According to this report, the merger of XM and Sirius has stalled, a year after the deal was first announced. It is a perfect storm because you have a combination of FCC confusion, Congressional confusion, silly prices paid for on-air talent, and a bad business model.
It is a lesson for terrestrial broadband and communities as well, because most of the same problems and lessons apply in community telecom, where we also have the wrong business models, lack of clarity at the Federal level about what to do, and prices for services that are out of whack.
In the satellite market, it is hard to understand how Sirius would ink a $500 million dollar five year deal for foul-mouthed Howard Stern when the company is only getting about $35 million a year in ad revenue, along with anemic subscription sales.
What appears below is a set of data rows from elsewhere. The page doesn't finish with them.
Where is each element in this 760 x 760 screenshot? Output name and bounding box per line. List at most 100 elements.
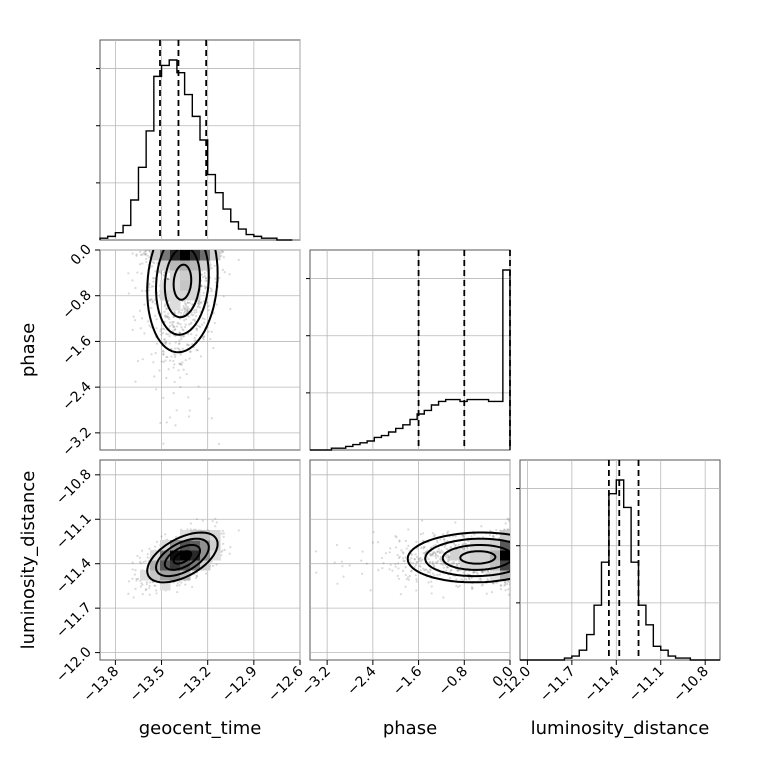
panel-geocent_time-vs-phase xyxy=(99,249,301,451)
scatter-point xyxy=(202,335,205,338)
scatter-point xyxy=(182,329,185,332)
scatter-point xyxy=(415,578,418,581)
scatter-point xyxy=(447,566,450,569)
scatter-point xyxy=(452,562,455,565)
scatter-point xyxy=(427,557,430,560)
panel-content xyxy=(127,250,240,445)
scatter-point xyxy=(167,368,170,371)
scatter-point xyxy=(389,563,392,566)
scatter-point xyxy=(380,556,384,560)
grid-lines xyxy=(100,249,301,450)
scatter-point xyxy=(198,303,201,306)
scatter-point xyxy=(139,250,142,253)
density-cell xyxy=(480,550,491,561)
scatter-point xyxy=(414,574,417,577)
scatter-point xyxy=(172,329,175,332)
scatter-point xyxy=(178,584,181,587)
x-tick-label: −13.8 xyxy=(81,664,123,706)
scatter-point xyxy=(199,325,202,329)
scatter-point xyxy=(154,352,157,355)
density-cell xyxy=(170,280,181,291)
scatter-point xyxy=(422,547,425,550)
scatter-point xyxy=(197,302,200,305)
scatter-point xyxy=(144,289,147,292)
scatter-point xyxy=(195,518,198,521)
scatter-point xyxy=(179,376,182,379)
scatter-point xyxy=(446,558,449,561)
scatter-point xyxy=(202,291,205,295)
scatter-point xyxy=(429,554,432,557)
scatter-point xyxy=(182,306,185,310)
density-cell xyxy=(170,260,181,271)
y-tick-label: −11.7 xyxy=(53,600,95,642)
scatter-point xyxy=(209,287,212,290)
scatter-point xyxy=(166,356,169,359)
scatter-point xyxy=(185,305,188,308)
scatter-point xyxy=(139,327,142,330)
scatter-point xyxy=(160,272,163,275)
scatter-point xyxy=(437,555,440,558)
scatter-point xyxy=(315,571,318,574)
scatter-point xyxy=(394,562,397,566)
scatter-point xyxy=(172,315,175,318)
contour-line xyxy=(163,250,202,319)
scatter-point xyxy=(475,571,479,574)
scatter-point xyxy=(419,565,422,568)
scatter-point xyxy=(488,572,491,575)
scatter-point xyxy=(165,421,168,424)
scatter-point xyxy=(422,532,425,535)
scatter-point xyxy=(411,562,414,565)
scatter-point xyxy=(162,360,165,363)
scatter-point xyxy=(433,564,436,567)
scatter-point xyxy=(456,569,459,572)
y-tick-label: −12.0 xyxy=(53,644,95,686)
scatter-point xyxy=(180,326,183,329)
scatter-point xyxy=(131,279,134,282)
scatter-point xyxy=(483,570,486,573)
scatter-point xyxy=(421,539,425,542)
scatter-point xyxy=(183,300,186,303)
scatter-point xyxy=(164,359,167,362)
scatter-point xyxy=(175,325,179,328)
scatter-point xyxy=(155,592,158,595)
scatter-point xyxy=(228,273,231,276)
scatter-point xyxy=(131,561,134,564)
scatter-point xyxy=(480,525,483,528)
scatter-point xyxy=(179,363,183,366)
scatter-point xyxy=(195,308,198,311)
scatter-point xyxy=(431,532,435,535)
scatter-point xyxy=(492,535,495,538)
scatter-point xyxy=(184,302,187,305)
scatter-point xyxy=(447,559,450,562)
scatter-point xyxy=(445,556,448,559)
density-cell xyxy=(180,290,191,301)
scatter-point xyxy=(200,301,203,304)
scatter-point xyxy=(442,538,446,541)
scatter-point xyxy=(211,564,215,567)
scatter-point xyxy=(144,588,147,592)
scatter-point xyxy=(433,574,436,577)
scatter-point xyxy=(139,253,143,256)
scatter-point xyxy=(342,575,345,578)
density-cell xyxy=(180,270,191,281)
scatter-point xyxy=(209,338,212,341)
scatter-point xyxy=(185,372,188,376)
scatter-point xyxy=(439,551,442,554)
scatter-point xyxy=(195,310,198,314)
scatter-point xyxy=(397,567,400,570)
scatter-point xyxy=(143,250,146,253)
scatter-point xyxy=(508,519,510,523)
scatter-point xyxy=(144,250,147,253)
scatter-point xyxy=(193,318,196,321)
scatter-point xyxy=(413,557,416,561)
density-cell xyxy=(470,550,481,561)
scatter-point xyxy=(193,339,196,342)
scatter-point xyxy=(467,540,470,543)
scatter-point xyxy=(177,322,180,325)
scatter-point xyxy=(426,571,429,574)
scatter-point xyxy=(135,253,138,256)
scatter-point xyxy=(406,576,410,579)
scatter-point xyxy=(428,560,431,564)
scatter-point xyxy=(136,577,140,580)
scatter-point xyxy=(177,311,180,314)
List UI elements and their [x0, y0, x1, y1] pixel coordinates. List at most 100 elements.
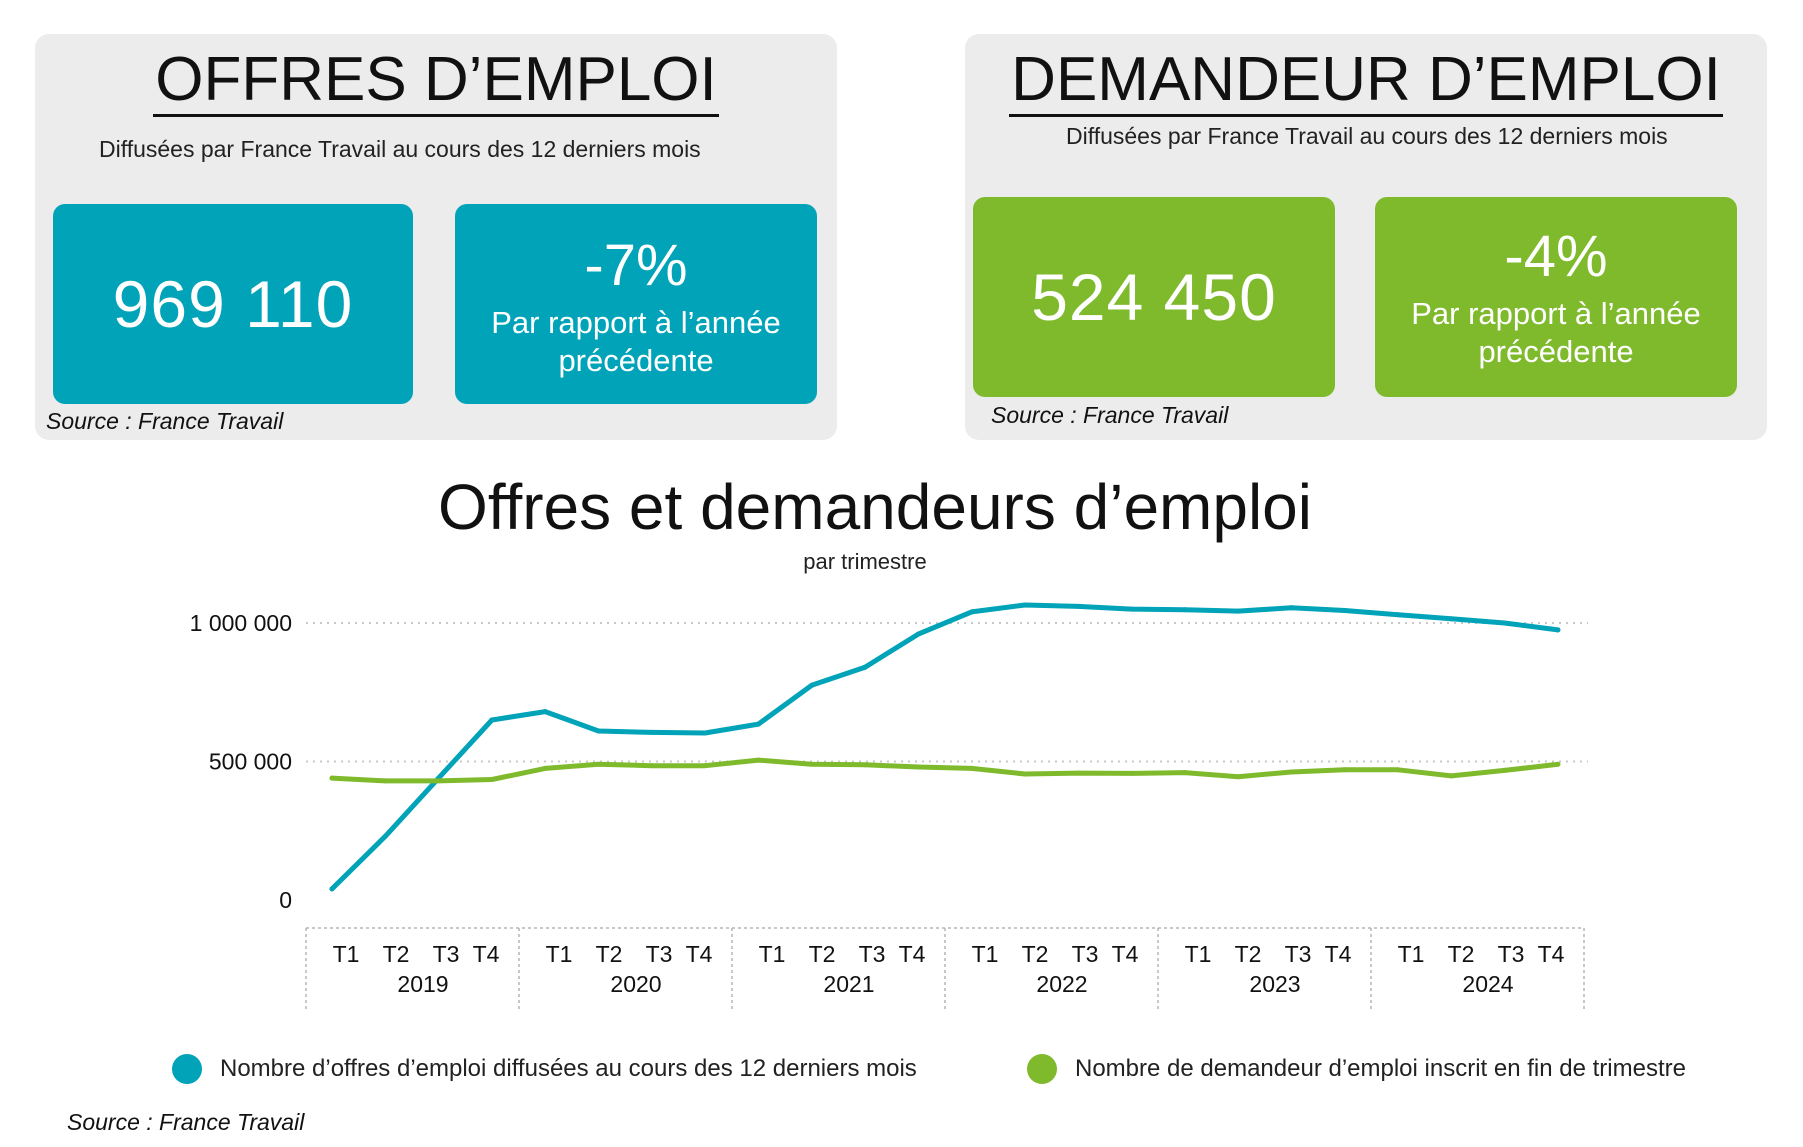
data-point [915, 764, 921, 770]
data-point [1288, 605, 1294, 611]
x-tick-label: T2 [1235, 941, 1262, 967]
offres-change-note: Par rapport à l’année précédente [491, 305, 781, 378]
series-line-demandeurs [329, 757, 1561, 784]
data-point [1075, 603, 1081, 609]
legend-marker-offres [172, 1054, 202, 1084]
data-point [1395, 767, 1401, 773]
data-point [1502, 767, 1508, 773]
y-tick-label: 500 000 [209, 749, 292, 775]
x-year-label: 2019 [397, 971, 448, 997]
data-point [1555, 761, 1561, 767]
data-point [862, 762, 868, 768]
x-tick-label: T4 [686, 941, 713, 967]
data-point [1502, 620, 1508, 626]
offres-subtitle: Diffusées par France Travail au cours de… [99, 136, 701, 162]
data-point [1129, 606, 1134, 612]
data-point [649, 729, 655, 735]
data-point [382, 778, 388, 784]
data-point [436, 778, 442, 784]
data-point [489, 717, 495, 723]
offres-total-value: 969 110 [112, 267, 354, 341]
x-year-label: 2021 [823, 971, 874, 997]
x-tick-label: T2 [809, 941, 836, 967]
data-point [1235, 774, 1241, 780]
x-tick-label: T4 [1325, 941, 1352, 967]
x-tick-label: T2 [1022, 941, 1049, 967]
offres-total-card: 969 110 [53, 204, 413, 404]
offres-title: OFFRES D’EMPLOI [35, 44, 837, 117]
x-year-label: 2020 [610, 971, 661, 997]
chart-source: Source : France Travail [67, 1109, 305, 1135]
demandeurs-change-value: -4% [1504, 224, 1608, 289]
x-tick-label: T2 [383, 941, 410, 967]
offres-source: Source : France Travail [46, 408, 284, 434]
x-tick-label: T2 [596, 941, 623, 967]
data-point [755, 721, 761, 727]
x-tick-label: T3 [1498, 941, 1525, 967]
demandeurs-title: DEMANDEUR D’EMPLOI [965, 44, 1767, 117]
data-point [1235, 608, 1241, 614]
x-tick-label: T4 [899, 941, 926, 967]
demandeurs-source: Source : France Travail [991, 402, 1229, 428]
data-point [1182, 770, 1188, 776]
data-point [1182, 607, 1188, 613]
data-point [809, 682, 815, 688]
data-point [1395, 612, 1401, 618]
x-year-label: 2023 [1249, 971, 1300, 997]
x-tick-label: T1 [1185, 941, 1212, 967]
demandeurs-change-card: -4% Par rapport à l’année précédente [1375, 197, 1737, 397]
x-tick-label: T3 [646, 941, 673, 967]
data-point [702, 763, 708, 769]
series-line-offres [329, 602, 1561, 892]
legend-label-offres: Nombre d’offres d’emploi diffusées au co… [220, 1055, 917, 1082]
data-point [1075, 770, 1081, 776]
data-point [809, 761, 815, 767]
x-tick-label: T4 [1538, 941, 1565, 967]
y-tick-label: 0 [279, 887, 292, 913]
x-tick-label: T1 [759, 941, 786, 967]
data-point [702, 730, 708, 736]
data-point [1129, 770, 1134, 776]
legend-marker-demandeurs [1027, 1054, 1057, 1084]
data-point [1022, 771, 1028, 777]
data-point [1288, 769, 1294, 775]
chart-title: Offres et demandeurs d’emploi [438, 471, 1312, 543]
offres-panel: OFFRES D’EMPLOI Diffusées par France Tra… [35, 34, 837, 440]
x-tick-label: T3 [433, 941, 460, 967]
data-point [755, 757, 761, 763]
data-point [542, 709, 548, 715]
data-point [1342, 767, 1348, 773]
x-tick-label: T1 [333, 941, 360, 967]
x-year-label: 2022 [1036, 971, 1087, 997]
offres-change-value: -7% [584, 233, 688, 298]
demandeurs-panel: DEMANDEUR D’EMPLOI Diffusées par France … [965, 34, 1767, 440]
data-point [596, 728, 601, 734]
data-point [489, 777, 495, 783]
x-tick-label: T1 [972, 941, 999, 967]
x-tick-label: T2 [1448, 941, 1475, 967]
chart-subtitle: par trimestre [803, 549, 927, 574]
data-point [969, 765, 975, 771]
data-point [915, 631, 921, 637]
demandeurs-subtitle: Diffusées par France Travail au cours de… [1066, 123, 1668, 149]
x-tick-label: T3 [1072, 941, 1099, 967]
data-point [649, 763, 655, 769]
y-tick-label: 1 000 000 [190, 610, 292, 636]
x-tick-label: T1 [1398, 941, 1425, 967]
offres-change-card: -7% Par rapport à l’année précédente [455, 204, 817, 404]
x-year-label: 2024 [1462, 971, 1513, 997]
demandeurs-change-note: Par rapport à l’année précédente [1411, 296, 1701, 369]
x-tick-label: T3 [1285, 941, 1312, 967]
x-tick-label: T4 [473, 941, 500, 967]
data-point [329, 775, 335, 781]
demandeurs-total-value: 524 450 [1031, 260, 1277, 334]
data-point [382, 833, 388, 839]
x-tick-label: T4 [1112, 941, 1139, 967]
data-point [1342, 608, 1348, 614]
demandeurs-total-card: 524 450 [973, 197, 1335, 397]
legend-label-demandeurs: Nombre de demandeur d’emploi inscrit en … [1075, 1055, 1686, 1082]
data-point [596, 761, 601, 767]
x-tick-label: T1 [546, 941, 573, 967]
data-point [1022, 602, 1028, 608]
data-point [1448, 773, 1454, 779]
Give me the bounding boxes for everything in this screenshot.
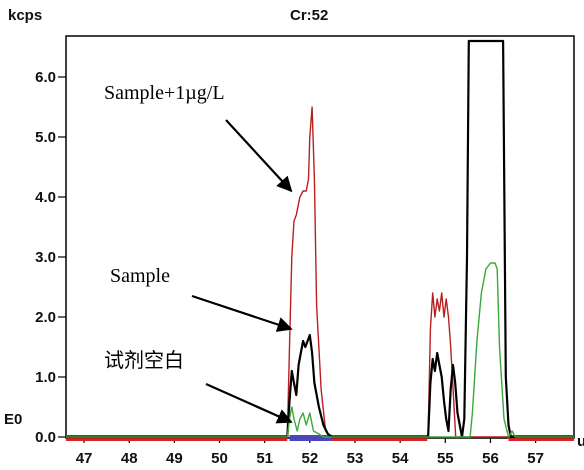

What would make sense, as part of the merger, would be for XM and Sirius to go to an open content model, in which they become just the carrier, and let anyone with the money buy channel space on their satellites. Right now, the two companies are flogging the same old, tired business model used by the cable companies, which is to bundle hundreds of channels together, most of which no one listens to.
It would make more sense to charge $1 a month per channel and let subscribers pick which channels they want to listen to, with something like a ten or fifteen channel minimum.
The FCC and Congress could help out by promoting this as an option, just as they could help out communities by promoting open, multi-service networks like nDanville, which is the country's first municipal open, multi-service network. Service providers from all over the country are starting to call the City to find out how to put their services on the network.
Satellite radio has a bright future, but only if the old business models are tossed and a new, "open" model is adopted.